Displaying all_resuts and filtered_results

Conclusion

The ChunkFilterer annotator in Healthcare NLP is an important tool to refine and filter the extracted entities by the NER system. In clinical and healthcare applications where precision is paramount, the ability to get rid of irrelevant entities and focus on the main information can greatly enhance the effectiveness of downstream tasks like entity resolution or assertion status detection.

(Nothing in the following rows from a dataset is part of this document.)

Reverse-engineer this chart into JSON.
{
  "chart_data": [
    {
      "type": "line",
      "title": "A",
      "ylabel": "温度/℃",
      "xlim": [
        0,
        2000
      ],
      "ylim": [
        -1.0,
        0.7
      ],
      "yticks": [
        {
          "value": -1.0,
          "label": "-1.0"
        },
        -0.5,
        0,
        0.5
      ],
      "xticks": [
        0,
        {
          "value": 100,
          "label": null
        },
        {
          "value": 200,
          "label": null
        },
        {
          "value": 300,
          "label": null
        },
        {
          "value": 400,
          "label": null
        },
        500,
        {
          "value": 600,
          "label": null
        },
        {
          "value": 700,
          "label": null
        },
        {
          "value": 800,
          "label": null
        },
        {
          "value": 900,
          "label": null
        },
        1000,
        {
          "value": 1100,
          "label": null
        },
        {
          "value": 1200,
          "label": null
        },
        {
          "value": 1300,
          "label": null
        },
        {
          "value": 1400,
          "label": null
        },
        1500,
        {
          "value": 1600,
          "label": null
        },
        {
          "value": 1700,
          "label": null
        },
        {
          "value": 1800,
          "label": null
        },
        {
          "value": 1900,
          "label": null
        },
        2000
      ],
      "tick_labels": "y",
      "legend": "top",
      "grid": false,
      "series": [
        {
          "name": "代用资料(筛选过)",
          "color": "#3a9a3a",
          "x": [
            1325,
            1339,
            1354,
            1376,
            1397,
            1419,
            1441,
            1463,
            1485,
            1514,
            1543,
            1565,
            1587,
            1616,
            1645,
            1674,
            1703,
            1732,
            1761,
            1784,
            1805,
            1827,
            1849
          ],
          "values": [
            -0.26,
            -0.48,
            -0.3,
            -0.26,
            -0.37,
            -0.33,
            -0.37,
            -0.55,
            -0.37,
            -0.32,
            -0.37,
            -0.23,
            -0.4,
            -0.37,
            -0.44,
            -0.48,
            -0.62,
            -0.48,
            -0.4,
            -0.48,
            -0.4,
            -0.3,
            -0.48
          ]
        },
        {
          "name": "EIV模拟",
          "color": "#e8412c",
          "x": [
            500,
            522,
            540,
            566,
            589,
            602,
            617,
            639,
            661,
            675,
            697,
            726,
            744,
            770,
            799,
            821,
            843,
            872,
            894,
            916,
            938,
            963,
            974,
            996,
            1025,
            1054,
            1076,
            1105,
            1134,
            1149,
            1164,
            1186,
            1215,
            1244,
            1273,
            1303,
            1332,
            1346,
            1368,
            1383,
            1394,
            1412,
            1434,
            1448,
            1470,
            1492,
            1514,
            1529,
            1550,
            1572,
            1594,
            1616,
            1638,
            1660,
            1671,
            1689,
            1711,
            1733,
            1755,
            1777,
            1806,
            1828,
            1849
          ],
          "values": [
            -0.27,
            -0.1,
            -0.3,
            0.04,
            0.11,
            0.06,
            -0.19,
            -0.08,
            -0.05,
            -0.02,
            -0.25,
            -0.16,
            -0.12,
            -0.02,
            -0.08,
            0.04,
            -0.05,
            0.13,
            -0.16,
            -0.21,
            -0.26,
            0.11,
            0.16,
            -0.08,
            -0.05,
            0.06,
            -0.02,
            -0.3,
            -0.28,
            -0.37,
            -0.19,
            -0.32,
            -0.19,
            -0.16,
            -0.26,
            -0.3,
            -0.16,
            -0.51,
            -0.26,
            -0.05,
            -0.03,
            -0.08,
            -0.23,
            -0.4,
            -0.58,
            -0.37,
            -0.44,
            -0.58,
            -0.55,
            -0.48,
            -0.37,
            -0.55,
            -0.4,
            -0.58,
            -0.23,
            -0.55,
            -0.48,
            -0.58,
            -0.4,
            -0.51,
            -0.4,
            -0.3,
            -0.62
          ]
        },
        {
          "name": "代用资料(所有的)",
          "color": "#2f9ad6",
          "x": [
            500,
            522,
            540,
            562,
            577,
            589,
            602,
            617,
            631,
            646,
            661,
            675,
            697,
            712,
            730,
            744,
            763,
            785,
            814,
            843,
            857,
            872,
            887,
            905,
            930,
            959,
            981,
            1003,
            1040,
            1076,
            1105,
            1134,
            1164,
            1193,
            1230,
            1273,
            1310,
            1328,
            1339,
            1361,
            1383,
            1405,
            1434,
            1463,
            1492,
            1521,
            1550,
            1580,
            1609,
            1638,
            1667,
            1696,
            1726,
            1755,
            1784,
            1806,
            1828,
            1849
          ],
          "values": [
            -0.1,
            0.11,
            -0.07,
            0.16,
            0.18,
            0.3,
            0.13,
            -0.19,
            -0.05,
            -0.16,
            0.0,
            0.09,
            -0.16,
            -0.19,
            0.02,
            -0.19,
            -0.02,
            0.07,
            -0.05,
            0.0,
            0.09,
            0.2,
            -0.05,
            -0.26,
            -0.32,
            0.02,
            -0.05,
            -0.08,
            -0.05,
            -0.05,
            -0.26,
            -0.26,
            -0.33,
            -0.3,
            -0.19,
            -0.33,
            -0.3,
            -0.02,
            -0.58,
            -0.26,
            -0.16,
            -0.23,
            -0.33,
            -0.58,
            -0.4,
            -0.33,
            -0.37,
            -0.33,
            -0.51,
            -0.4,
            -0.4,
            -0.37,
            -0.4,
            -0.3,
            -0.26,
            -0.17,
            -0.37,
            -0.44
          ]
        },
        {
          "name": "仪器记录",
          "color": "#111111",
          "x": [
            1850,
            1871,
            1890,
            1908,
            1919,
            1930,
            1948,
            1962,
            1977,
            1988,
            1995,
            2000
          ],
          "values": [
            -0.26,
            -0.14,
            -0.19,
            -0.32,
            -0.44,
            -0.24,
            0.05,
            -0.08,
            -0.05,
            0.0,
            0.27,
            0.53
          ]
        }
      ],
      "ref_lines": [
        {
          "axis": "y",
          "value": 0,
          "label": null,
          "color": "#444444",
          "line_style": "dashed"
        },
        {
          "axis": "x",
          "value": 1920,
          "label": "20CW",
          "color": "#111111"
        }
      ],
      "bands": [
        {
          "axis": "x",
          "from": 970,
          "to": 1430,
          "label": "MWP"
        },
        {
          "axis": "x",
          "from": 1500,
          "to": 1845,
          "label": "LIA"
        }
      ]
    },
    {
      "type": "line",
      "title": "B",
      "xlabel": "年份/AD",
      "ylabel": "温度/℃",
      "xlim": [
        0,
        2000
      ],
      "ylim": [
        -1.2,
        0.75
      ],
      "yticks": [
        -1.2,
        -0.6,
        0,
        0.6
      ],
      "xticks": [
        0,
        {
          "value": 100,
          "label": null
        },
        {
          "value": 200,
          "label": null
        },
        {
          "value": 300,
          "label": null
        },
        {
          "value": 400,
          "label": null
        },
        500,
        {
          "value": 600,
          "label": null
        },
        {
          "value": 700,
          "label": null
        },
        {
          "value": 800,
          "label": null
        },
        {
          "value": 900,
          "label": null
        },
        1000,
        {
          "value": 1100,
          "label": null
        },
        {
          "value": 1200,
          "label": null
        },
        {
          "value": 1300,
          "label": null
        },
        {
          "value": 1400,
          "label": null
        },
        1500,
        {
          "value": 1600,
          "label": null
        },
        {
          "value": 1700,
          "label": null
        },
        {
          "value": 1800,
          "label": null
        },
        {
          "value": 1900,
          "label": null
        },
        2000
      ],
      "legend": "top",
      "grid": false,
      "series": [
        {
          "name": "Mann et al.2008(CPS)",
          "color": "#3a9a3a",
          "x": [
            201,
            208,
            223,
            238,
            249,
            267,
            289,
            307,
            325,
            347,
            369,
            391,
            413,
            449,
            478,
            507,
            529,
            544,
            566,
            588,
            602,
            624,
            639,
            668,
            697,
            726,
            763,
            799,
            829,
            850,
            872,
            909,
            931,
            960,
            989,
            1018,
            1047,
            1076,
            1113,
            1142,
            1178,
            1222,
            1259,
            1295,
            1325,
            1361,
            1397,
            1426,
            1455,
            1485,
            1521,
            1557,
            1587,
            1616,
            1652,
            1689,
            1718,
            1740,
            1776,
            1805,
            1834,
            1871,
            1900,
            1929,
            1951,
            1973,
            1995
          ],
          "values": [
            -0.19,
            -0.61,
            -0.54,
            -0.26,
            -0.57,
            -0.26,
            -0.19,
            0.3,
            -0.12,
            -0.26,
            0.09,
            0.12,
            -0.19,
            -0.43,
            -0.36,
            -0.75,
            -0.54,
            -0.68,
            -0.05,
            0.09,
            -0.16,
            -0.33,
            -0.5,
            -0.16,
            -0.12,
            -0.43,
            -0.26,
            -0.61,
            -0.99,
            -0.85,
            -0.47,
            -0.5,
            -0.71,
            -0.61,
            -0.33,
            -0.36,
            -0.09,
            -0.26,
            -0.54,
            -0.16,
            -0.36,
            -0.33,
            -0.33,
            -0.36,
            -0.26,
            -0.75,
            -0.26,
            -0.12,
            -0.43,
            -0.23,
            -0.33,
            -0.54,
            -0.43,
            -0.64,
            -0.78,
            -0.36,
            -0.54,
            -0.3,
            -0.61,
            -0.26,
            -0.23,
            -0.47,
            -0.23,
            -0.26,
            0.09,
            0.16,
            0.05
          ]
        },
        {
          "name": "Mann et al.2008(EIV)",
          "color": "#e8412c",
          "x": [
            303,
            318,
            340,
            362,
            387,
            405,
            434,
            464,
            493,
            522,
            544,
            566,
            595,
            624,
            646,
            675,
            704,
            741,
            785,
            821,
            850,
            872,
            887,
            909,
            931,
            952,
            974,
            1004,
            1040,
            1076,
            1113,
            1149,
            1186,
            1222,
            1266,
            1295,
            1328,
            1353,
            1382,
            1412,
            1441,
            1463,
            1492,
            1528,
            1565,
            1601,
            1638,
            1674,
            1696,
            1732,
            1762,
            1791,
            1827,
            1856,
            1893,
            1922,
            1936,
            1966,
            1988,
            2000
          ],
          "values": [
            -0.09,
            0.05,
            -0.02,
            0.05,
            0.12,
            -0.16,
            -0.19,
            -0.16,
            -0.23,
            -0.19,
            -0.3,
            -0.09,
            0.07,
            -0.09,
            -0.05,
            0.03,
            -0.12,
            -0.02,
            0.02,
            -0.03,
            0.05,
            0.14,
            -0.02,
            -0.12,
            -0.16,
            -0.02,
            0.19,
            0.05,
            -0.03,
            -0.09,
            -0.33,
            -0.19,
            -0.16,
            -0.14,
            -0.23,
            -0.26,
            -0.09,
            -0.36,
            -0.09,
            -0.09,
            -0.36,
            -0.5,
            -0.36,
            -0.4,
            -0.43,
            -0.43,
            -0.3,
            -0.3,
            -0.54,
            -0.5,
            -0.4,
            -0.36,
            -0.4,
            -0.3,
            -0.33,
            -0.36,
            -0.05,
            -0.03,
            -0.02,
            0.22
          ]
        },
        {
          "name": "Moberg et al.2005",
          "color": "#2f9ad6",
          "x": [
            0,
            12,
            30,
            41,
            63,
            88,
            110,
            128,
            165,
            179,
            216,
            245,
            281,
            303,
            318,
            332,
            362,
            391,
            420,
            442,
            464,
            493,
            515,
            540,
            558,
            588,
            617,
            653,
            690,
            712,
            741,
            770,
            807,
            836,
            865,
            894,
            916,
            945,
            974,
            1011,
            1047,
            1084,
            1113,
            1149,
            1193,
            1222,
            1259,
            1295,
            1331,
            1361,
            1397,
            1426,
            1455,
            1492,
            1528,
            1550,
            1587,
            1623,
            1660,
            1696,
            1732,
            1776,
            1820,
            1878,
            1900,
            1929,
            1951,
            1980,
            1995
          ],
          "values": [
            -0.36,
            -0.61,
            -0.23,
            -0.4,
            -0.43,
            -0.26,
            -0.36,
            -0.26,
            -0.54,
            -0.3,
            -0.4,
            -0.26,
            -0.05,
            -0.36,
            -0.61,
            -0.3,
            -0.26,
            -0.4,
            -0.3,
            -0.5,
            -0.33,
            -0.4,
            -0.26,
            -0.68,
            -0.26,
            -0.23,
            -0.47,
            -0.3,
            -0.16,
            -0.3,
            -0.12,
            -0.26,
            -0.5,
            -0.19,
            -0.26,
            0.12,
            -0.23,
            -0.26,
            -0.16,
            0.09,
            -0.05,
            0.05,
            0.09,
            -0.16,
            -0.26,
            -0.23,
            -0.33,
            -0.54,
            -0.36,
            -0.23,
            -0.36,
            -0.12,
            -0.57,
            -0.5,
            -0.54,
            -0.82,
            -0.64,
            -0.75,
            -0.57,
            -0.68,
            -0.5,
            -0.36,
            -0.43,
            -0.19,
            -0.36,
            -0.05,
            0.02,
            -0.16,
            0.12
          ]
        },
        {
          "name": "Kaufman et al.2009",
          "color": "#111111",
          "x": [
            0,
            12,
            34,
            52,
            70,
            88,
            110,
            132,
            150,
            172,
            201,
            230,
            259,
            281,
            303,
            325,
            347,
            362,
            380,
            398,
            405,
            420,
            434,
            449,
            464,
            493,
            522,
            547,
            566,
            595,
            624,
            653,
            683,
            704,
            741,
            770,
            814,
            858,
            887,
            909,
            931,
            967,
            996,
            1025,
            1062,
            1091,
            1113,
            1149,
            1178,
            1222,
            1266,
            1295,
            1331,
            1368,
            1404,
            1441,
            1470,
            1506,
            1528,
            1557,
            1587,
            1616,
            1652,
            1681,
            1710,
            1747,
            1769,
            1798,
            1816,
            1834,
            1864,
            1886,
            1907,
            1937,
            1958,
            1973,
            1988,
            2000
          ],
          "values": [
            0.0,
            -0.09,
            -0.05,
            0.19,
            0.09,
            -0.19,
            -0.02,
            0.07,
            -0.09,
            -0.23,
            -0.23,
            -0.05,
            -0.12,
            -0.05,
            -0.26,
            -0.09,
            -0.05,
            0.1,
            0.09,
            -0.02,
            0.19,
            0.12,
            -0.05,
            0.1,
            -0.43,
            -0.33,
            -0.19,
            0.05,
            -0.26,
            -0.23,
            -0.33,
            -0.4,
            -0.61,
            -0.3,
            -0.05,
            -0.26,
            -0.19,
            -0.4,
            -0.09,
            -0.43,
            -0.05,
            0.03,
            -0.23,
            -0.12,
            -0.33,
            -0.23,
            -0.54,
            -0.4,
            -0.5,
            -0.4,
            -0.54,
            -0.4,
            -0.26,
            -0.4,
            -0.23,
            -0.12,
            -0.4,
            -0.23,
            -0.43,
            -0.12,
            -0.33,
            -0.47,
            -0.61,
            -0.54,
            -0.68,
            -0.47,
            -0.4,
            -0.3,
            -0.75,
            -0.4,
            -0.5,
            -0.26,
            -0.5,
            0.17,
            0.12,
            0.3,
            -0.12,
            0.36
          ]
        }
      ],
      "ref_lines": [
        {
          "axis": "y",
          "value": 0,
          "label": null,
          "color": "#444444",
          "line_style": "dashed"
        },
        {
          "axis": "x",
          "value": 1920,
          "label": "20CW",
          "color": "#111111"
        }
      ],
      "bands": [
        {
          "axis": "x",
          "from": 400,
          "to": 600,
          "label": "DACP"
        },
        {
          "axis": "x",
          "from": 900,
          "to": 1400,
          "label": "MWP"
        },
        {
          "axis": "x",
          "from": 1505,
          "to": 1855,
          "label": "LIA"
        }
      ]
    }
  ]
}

ChunkFilterer offers flexible methods of filtering, such as whitelisting, blacklisting, regular expression matching, and confidence-based filtering that enables different users to customize their NLP pipelines.

In practical applications, this will translate, to more precise diagnosis of patients, better recommendations for treatments, and much more efficient retrieval of information from large medical databases. By integrating ChunkFilterer into an NLP pipeline, one can maximize the accuracy and efficiency of healthcare data processing toward more meaningful insights or better decision-making.

ChunkFilterer is an important component in any healthcare NLP pipeline that requires careful filtering of entities. This tool is especially able to handle complex filtering scenarios easily and seamlessly integrates into the greater Healthcare NLP ecosystem. It is, therefore, a must-have tool in the quest to maximize value extracted from medical text data in unstructured form. You will provide the processes involved in analyzing clinical documents with much ease when you have this annotator in your tool kit for higher accuracy in extracting that critical information out of healthcare datasets.